The new economic model is decentralization, which does not use a centralized entity to make decisions. Rather, it uses an open-source community tied together by a token. No one party can control it. The crypto industry hopes game companies will pioneer a lot of the uses of the tokens.
“I think it’s going to be one of the real foundational changes,” said Chou, whose company Forte is creating a blockchain game engine technology to make blockchain integration easy for developers.
Chou noted that the blockchain will someday enable players to take assets created in one game and take them to another, Chou said. More likely, we’ll soon see peer-to-peer communities emerge where users create content, own that content, and sell it to their friends, he said.
In some ways, Chou said that free-to-play is broken, with a lot of player anger and a narrow focus on a small base of players who buy things. Blockchain could expand that base dramatically, he said, and that will ultimately fix those economies so they work better.
“In our Kabam games, we had to figure out how to balance a game when there was one player spending $10,000 in the game and another spending $5 and another spending nothing but with a lot of hours,” he said. “How do we balance that? It devolves over time to pay-to-win. It feels bad, and it’s not how our actual real world economy works. Blockchain has the opportunity to bring much more balance back into this. How do we design gaming worlds and economies to be much more like a real-world economy?”
If you can reach this balance, the developers and players can be partners, rather than being at odds.
Roy Liu, head of business development at Tron Foundation, noted that Tron has a lot of momentum from its $140 million BitTorrent acquisition last year and its $100 million Tron Arcade fund for blockchain games that use Tron.
Tron already has 110 decentralized applications that are built on top of the Tron blockchain platform. He thinks blockchain games will take off in the games of chance, skills games, strategy, and simulation genres.
“At the end of the day, it’s about the economies,” Liu said.
Yet he appreciated Chou’s presence as a sign of validation by game veterans. Liu wants the market to have more accelerants.
“It’s a huge market with huge potential,” Liu said.
He said that games like Apex Legends and Fortnite have enabled games to grow far beyond $100 billion. But he hopes that blockchain will help take that beyond $500 billion. And one way to do that is to create more roles and ways to play for gamers so that they get engaged and stick around.
“For us, we can make Ready Player One, for real,” Liu said.
Blockchain fundamentals
Matsumura backed the conversation up to its fundamentals. He thinks of cryptocurrency as “open source money.” About 10 years ago, he said, the internet started “printing its own money” with Bitcoin, and he started looking into it.
Matsumura avoided the scammers in 2017 and teamed up with Gumi, a Japanese game company, to form Gumi Cryptos, a $30 million investment fund.
He got excited because he believes blockchain is a new way of recording history, by creating an agreement about what happened, through a consensus-building process. Then that history becomes public and immutable. It’s a series of incentives that creates decentralization and digital scarcity.
“The thing people don’t understand is how beautifully gamified Bitcoin is,” Matsumura said. “The winners of this game will be the ones who can align these incentives.”
That, in turn, will be good for game economies.
“I think the most interesting takeaway I got about Kevin’s talk is that blockchain gaming has the potential to reorganize the economics of gaming itself,” Matsumura said. “The idea that these free-to-play economics are dysfunctional and broken and not actually healthy. Because the game industry isn’t healthy, there is an opportunity for the game industry to improve the flow of value. That’s what I’d love this to be about.”

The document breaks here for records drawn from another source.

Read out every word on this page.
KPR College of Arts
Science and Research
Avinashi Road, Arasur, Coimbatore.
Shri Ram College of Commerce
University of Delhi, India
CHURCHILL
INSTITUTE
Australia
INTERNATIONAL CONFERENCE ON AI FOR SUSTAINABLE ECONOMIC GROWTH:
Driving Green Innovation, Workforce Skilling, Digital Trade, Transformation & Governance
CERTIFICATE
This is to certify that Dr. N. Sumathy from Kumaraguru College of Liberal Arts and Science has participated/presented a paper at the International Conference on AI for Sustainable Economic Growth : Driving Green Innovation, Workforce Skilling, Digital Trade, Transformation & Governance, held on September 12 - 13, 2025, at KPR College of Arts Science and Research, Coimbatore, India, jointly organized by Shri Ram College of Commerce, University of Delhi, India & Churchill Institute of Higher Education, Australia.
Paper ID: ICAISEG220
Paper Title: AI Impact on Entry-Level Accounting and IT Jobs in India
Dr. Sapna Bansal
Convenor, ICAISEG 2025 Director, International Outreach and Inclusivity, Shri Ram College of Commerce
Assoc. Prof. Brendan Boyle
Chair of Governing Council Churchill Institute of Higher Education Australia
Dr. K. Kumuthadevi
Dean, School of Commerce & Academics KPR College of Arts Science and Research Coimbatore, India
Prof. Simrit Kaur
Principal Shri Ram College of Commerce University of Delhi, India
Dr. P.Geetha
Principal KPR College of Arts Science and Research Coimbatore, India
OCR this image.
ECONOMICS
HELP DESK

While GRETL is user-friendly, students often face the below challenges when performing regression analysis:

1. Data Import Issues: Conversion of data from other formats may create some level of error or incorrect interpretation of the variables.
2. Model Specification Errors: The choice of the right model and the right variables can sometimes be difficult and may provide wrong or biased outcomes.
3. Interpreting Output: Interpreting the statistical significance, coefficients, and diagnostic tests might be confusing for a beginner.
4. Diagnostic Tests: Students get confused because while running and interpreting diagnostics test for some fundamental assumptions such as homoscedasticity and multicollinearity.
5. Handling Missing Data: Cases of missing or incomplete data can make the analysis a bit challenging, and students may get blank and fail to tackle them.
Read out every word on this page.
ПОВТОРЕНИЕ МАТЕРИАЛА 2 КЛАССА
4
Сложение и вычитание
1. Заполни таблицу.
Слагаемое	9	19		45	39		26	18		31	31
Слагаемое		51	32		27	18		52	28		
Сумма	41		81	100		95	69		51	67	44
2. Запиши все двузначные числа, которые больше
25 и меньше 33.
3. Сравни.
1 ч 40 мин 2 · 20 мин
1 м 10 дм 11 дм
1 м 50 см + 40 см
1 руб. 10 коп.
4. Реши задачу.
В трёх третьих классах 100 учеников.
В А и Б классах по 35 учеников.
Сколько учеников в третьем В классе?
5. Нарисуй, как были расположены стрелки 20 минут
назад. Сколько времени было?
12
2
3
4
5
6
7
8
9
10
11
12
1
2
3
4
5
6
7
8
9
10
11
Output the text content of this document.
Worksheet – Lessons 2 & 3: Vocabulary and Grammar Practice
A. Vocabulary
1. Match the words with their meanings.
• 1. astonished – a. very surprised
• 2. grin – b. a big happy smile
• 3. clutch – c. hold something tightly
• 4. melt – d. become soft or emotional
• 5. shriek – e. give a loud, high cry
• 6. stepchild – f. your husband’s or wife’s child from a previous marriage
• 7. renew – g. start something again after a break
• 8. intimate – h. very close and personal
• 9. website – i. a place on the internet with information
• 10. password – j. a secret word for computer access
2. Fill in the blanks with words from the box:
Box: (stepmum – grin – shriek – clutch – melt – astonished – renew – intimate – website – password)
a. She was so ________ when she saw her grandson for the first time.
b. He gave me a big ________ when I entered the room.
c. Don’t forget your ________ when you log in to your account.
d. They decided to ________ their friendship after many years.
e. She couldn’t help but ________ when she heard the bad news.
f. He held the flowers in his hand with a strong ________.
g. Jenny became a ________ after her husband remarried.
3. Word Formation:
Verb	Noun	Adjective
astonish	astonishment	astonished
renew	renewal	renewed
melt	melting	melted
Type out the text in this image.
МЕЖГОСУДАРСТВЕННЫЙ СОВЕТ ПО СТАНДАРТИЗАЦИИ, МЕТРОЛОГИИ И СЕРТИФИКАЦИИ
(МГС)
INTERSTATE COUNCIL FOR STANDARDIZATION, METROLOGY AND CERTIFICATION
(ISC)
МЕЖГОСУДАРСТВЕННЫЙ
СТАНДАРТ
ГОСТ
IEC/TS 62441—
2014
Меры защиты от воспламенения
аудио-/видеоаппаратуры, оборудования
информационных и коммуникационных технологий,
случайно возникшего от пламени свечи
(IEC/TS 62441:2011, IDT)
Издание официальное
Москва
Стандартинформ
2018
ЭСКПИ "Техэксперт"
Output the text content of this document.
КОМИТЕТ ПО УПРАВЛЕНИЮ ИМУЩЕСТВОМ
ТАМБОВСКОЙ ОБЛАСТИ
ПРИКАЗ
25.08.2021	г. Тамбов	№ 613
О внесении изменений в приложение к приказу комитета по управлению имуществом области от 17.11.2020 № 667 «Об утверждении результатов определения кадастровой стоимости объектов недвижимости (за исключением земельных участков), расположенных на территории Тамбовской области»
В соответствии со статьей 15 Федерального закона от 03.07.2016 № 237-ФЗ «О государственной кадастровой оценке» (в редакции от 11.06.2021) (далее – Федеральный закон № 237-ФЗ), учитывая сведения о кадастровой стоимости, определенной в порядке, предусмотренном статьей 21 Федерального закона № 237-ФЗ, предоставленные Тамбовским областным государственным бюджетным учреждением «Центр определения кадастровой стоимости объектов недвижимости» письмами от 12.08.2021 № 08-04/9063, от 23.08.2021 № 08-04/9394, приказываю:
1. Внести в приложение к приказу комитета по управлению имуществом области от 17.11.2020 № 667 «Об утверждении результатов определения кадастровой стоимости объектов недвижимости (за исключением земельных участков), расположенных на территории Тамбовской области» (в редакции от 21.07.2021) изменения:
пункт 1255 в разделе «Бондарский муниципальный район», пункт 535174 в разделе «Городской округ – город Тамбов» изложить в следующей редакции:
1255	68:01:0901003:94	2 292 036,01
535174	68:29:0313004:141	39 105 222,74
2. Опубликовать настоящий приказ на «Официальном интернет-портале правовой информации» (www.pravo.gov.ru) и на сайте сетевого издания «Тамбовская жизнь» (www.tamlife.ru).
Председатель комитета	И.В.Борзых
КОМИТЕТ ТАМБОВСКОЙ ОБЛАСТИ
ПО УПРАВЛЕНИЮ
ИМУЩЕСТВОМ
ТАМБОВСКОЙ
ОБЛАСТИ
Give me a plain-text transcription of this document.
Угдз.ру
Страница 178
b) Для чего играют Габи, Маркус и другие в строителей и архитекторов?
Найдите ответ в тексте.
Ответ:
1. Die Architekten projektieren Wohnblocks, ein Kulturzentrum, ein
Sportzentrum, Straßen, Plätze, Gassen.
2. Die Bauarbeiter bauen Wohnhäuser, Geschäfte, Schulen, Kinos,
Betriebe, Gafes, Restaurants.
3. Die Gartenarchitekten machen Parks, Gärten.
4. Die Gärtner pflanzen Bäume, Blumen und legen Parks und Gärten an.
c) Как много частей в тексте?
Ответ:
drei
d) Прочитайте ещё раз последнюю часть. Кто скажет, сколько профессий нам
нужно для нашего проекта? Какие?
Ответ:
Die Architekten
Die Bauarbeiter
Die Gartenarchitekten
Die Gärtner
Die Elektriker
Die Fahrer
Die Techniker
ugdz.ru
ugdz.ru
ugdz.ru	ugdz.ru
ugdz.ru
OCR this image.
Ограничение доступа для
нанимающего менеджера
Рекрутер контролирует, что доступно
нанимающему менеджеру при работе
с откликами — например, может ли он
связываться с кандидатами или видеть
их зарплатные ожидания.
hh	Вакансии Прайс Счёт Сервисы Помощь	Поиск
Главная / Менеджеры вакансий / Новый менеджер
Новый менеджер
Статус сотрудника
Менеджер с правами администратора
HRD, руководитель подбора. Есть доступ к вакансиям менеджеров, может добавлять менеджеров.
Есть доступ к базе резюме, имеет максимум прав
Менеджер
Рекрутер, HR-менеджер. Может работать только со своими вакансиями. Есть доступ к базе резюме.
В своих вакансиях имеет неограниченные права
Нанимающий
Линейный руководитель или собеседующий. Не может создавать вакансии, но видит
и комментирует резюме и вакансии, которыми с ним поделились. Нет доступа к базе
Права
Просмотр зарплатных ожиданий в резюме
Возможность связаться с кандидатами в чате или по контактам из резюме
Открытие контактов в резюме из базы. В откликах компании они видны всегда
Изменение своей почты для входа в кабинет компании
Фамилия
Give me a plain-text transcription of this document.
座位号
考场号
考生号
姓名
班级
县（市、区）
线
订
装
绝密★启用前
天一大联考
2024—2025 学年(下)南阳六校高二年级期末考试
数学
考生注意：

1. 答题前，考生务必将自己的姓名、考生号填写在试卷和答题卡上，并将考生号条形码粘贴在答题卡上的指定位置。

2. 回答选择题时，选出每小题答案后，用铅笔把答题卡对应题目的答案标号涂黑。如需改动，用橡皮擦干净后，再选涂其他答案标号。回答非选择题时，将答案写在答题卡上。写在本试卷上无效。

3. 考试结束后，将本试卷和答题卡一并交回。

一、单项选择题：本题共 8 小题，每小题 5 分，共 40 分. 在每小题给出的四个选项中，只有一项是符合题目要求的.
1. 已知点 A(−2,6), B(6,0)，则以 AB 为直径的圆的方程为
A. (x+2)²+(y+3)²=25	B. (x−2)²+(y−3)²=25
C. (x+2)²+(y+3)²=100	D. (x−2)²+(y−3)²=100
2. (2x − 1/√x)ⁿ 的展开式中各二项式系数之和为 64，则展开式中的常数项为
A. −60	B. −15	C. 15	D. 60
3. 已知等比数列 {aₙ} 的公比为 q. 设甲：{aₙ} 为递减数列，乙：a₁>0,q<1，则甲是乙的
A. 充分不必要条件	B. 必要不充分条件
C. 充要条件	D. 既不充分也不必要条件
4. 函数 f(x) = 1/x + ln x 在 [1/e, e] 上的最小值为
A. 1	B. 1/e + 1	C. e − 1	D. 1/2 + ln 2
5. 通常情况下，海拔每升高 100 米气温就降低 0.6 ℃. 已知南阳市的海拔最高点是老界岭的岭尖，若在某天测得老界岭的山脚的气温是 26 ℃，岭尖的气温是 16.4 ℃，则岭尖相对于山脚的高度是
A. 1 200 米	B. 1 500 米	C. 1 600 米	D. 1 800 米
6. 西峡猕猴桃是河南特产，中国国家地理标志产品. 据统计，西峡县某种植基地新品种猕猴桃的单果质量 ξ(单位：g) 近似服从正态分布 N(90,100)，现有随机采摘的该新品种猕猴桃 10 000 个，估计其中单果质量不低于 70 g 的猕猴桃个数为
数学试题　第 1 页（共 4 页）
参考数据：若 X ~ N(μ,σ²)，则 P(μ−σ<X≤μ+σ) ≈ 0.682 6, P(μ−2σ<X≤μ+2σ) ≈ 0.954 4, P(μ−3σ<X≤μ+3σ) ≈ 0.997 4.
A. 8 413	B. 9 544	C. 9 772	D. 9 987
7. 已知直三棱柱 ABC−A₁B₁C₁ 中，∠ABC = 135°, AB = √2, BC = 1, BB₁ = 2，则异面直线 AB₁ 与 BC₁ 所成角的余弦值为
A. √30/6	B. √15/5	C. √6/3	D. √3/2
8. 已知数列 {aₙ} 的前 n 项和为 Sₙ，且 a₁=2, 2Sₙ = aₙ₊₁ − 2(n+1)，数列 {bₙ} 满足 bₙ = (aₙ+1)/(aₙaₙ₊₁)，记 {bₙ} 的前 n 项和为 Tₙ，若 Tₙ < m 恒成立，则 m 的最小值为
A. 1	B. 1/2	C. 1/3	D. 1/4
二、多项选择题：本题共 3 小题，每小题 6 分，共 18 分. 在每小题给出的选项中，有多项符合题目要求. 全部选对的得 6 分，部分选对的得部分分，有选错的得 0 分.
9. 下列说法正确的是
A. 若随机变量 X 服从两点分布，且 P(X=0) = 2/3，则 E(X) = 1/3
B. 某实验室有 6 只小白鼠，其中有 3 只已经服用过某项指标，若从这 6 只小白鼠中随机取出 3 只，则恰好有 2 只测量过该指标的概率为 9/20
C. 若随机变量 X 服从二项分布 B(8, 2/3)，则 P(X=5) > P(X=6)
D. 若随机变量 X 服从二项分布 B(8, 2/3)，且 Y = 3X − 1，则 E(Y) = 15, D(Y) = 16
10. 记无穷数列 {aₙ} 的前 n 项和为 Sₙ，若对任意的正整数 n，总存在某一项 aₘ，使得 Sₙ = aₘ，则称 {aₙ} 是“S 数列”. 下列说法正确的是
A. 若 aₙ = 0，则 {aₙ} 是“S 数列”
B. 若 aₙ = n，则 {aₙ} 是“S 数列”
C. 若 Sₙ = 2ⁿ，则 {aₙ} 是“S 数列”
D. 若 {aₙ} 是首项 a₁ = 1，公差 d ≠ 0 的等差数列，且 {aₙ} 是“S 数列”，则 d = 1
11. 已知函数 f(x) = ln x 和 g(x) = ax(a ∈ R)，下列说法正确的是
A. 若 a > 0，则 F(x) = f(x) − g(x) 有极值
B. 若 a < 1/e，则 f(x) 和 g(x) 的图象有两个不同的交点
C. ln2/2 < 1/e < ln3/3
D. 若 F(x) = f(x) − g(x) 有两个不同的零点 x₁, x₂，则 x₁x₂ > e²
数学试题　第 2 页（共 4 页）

Above: Blockchain gaming panel (left to right): James Zhang, Miko Matsumura, Roy Liu, Arthur Madrid, and Kevin Chou.
Matsumura believes the potential energy of blockchain — thanks to all of the money pouring into it. Games will add meaning to that value, or give players a reason to play and stay inside the new economies of gaming worlds for a long time.
Randy Saaf of Lucid Sight talked about “play-to-own gaming,” whose company enables players to earn items in games and then, once they’ve earned those items, the players own those items. It’s like owning cards for collectible card games like Magic: The Gathering. Animoca Brands is doing something similar with its own collectible items.
Arthur Madrid, a board member of Hong Kong-based Animoca Brands, previously ran Pixowl, which Animoca bought last year for $5 million. The company is working on the Minecraft-like game, The Sandbox, with blockchain technology. He thinks non-fungible tokens, which can identify unique or rare items, will make a huge impact in blockchain games to come.
Zhang said, “For me, look no further than Magic: The Gathering.”
The mainstream market for blockchain games

Above: Two Bit Circus
While all of these ideas are interesting, Zhang asked how the cryptocurrencies will take off and mainstream adoption will happen. That’s holding back blockchain games for now.
Matsumura thinks that mobile messenger networks like Facebook Messenger, Line, Kakao, and Telegram will introduce cryptocurrencies in the future, and that will lead to mass adoption of cryptocurrency and blockchain games.
Chou said that what has to happen is to create platforms that will be very attractive for game developers. And he thinks multiple blockchains will coexist as platforms for game developers.
“Why would a developer start with integrating blockchain into a game?” Chou asked. “It’s all about incentive alignment. A lot of times as game developers, I don’t want gamers to be trading items. If I make a sword and players trade it, I can’t sell as many swords.”
But Chou wants to use his company’s $100 million fund to get developers on board by simplifying blockchain integration, and then drive mainstream blockchain adoption.
Closing time with Brock Pierce

Above: Brock Pierce is interested in marrying gaming and blockchain.
Brock Pierce, our final conference speaker, has a habit of jumping on waves. He was a pioneer of virtual good, digital video, and social casino games. All told, he has raised more than $5 billion for the companies he has founded.
Pierce got involved with Bitcoin early, even to the point where he mined some early Bitcoin and lost the paper that proved he owned it.
But now Forbes has called him a “blockchain billionaire.”
I crossed paths with him in 2012 when he was running Playsino, a social casino games company, and the Clearstone Global Gaming Fund. I recall he was increasingly distracted by Bitcoin at the time, and in 2013, he cofounded Blockchain Capital, which raised money to invest in a large number of blockchain startups.
In 2017, he was a shareholder and adviser for Block.one, which held an initial coin offering (ICO) and sold $700 million worth of its EOS coins. EOS tokens are now valued at around $4.9 billion. He was also an investor in Tether, which like EOS is also one of the largest digital currencies in the $350 billion cryptocurrency market. He left Block.one in March 2018.
Pierce said he has been very concerned about all of the scams and fraud in cryptocurrency fundings. But he believes that blockchain and games will come together through business models such as rewards for playing games or incentives for game developers. He likened the current time to the period when the iPhone came out, and developers were just learning how to create iPhone games.
“That is a very important early indicating piece of data that everyone should be paying attention to,” Pierce said.
Some of the early games will be quite simple, like CryptoKitties. But Pierce said he hopes massively multiplayer online games will integrate blockchain decentralization with a different kind of economy.
A few years ago, Pierce believed it was too early for game developers to care about blockchain. But now he thinks that the time has come to fund blockchain game companies that take advantage of the foundations that have already been laid.
As for the companies like EA sitting on the sidelines, Matsumura said, “I think those companies will never catch up.”